Rufino Blanco Fombona


Cuento


Así es Caracas.

Los hombres corren la ciudad en coche, de tarde, porque las tardes allí son dulces y doradas. A esa hora el sol poniente pincela de áureos matices la frente de las montañas vecinas; el aire se transparenta más, el cielo viste su más claro azul.

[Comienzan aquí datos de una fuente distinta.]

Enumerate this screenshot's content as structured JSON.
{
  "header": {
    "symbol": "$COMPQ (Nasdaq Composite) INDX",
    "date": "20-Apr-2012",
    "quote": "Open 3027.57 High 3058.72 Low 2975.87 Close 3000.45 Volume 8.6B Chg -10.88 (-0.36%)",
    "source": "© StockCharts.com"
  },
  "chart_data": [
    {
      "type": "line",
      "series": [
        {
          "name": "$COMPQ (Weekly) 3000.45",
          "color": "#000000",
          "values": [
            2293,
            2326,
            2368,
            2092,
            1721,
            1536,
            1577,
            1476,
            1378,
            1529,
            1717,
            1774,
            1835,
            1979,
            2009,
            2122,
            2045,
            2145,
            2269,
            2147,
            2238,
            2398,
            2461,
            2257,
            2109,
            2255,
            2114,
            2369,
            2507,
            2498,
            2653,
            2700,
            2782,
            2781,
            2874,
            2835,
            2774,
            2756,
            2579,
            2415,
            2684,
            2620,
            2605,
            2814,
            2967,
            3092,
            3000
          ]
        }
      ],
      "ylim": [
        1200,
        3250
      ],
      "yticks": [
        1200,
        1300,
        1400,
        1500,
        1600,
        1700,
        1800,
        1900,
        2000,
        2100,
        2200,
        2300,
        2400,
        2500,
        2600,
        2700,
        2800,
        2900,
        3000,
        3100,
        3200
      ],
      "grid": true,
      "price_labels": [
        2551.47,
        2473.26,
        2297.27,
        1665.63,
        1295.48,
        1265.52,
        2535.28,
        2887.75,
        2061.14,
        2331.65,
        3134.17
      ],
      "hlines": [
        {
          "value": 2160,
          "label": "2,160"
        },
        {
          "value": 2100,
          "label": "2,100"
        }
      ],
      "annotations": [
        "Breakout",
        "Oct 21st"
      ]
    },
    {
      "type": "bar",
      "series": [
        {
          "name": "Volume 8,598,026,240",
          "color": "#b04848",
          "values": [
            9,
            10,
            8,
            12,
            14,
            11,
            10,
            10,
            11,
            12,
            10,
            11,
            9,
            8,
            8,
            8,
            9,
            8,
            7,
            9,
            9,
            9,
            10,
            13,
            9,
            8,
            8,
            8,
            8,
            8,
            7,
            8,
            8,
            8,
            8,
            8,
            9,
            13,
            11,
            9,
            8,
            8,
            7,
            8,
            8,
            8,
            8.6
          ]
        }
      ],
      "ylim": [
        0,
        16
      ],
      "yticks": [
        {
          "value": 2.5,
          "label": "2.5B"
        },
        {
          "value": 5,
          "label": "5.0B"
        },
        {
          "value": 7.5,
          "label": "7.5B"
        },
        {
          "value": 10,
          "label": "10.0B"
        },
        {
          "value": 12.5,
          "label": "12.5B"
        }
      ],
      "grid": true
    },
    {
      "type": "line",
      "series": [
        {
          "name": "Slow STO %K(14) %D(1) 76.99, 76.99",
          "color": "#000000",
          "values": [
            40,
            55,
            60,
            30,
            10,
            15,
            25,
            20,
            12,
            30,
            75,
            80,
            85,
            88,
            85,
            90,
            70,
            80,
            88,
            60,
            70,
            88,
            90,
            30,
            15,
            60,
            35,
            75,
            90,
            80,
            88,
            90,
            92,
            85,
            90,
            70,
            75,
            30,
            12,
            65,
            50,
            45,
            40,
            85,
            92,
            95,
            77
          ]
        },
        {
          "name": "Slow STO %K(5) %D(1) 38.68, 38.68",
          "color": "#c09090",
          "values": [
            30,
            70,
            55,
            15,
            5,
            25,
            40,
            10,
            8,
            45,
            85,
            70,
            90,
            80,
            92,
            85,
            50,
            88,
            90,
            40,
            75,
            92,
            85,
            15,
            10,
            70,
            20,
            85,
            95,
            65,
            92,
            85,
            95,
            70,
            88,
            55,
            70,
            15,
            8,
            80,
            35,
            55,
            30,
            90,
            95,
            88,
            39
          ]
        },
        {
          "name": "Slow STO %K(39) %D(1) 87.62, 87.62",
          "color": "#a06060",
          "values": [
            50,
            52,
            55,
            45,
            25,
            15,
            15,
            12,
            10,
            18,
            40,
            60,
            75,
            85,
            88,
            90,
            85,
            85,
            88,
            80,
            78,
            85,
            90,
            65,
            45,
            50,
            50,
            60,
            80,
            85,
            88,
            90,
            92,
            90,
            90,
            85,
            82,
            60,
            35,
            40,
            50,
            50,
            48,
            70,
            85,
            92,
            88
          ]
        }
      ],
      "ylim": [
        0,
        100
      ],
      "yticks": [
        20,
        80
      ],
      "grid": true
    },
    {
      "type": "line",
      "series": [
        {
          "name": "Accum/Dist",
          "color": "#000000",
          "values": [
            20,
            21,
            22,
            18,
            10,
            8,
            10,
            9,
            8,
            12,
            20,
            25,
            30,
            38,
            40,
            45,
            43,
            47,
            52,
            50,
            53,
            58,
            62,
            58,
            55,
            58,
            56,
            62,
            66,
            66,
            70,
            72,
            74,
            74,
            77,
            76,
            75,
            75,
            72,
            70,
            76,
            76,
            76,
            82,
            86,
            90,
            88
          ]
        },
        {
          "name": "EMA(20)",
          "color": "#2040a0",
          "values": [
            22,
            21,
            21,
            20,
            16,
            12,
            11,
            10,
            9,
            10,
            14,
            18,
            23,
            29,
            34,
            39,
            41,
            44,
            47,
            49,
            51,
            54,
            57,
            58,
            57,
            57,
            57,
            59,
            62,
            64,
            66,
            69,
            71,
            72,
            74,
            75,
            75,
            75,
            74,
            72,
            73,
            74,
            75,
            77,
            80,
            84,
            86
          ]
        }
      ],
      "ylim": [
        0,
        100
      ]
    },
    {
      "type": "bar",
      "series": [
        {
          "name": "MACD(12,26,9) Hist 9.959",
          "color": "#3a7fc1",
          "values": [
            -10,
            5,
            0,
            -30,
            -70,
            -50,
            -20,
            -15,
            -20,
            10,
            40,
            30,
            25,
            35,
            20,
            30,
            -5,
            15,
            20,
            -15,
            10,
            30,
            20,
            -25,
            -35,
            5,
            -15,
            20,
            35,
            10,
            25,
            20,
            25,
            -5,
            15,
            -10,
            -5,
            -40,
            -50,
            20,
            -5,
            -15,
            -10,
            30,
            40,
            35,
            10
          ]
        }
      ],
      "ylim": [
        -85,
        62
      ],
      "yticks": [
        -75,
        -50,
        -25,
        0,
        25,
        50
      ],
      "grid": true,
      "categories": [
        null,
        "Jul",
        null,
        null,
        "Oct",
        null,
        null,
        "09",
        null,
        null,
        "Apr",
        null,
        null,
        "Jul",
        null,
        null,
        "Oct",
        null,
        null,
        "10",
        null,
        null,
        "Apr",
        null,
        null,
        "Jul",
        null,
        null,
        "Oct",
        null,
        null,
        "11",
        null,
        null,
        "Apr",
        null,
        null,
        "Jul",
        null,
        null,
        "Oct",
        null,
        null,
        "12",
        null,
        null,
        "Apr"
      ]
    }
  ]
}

En ventanas y balcones se apiñan hermosuras, ávidas de ver y de ser vistas. Por entre las rejas salen volando, á veces, ráfagas de música. La música del país es muelle, enamorada y voluptuosa; pero no tan voluptuosa, tan enamorada, ni tan muelle como esa otra armonía que se desprende, á raudales, de los contornos del seno, de las caderas lascivas, de los brazos y gargantas de las bellas hijas del país.

Es la hora de los enamorados la tarde.

Y pasa el amador delante de la ventana de la hermosa, llevándose una mirada recogida al trote del carruaje, mirada elocuente y que fascina, mirada prometedora de dulzuras para la cercana prima noche, cuando él se plante al pie de la reja misma á murmurar su amor.

Una mujer había, la más bella de todas, que encastillada en su hermosura espléndida, no quiso rendir á nadie la fortaleza de su corazón.

Admirarla era casi un deber. Un poeta hizo un tomo de madrigales para ella: madrigales á sus ojos, madrigales á sus manos, madrigales á su boca.

Sin número de amadores hacía la ronda á su puerta; ó pasaban de tarde por frente á su ventana á rendirle, sumisos, tributo de admiración.

Pero uno se distinguía entre los fieles de la diosa.

Este no corría en carretela, ni pasaba gentilmente, sino que se plantaba, en una silla rodante, en toda la esquina. Era un joven, paralítico. Se decía de él, sin razón, que era fatuo; y ninguno ignoraba el amor del infeliz.

Yo ardí en deseos de saber qué pasaba en el corazón de aquel mísero, á quien el infortunio baldó el cuerpo y no el alma.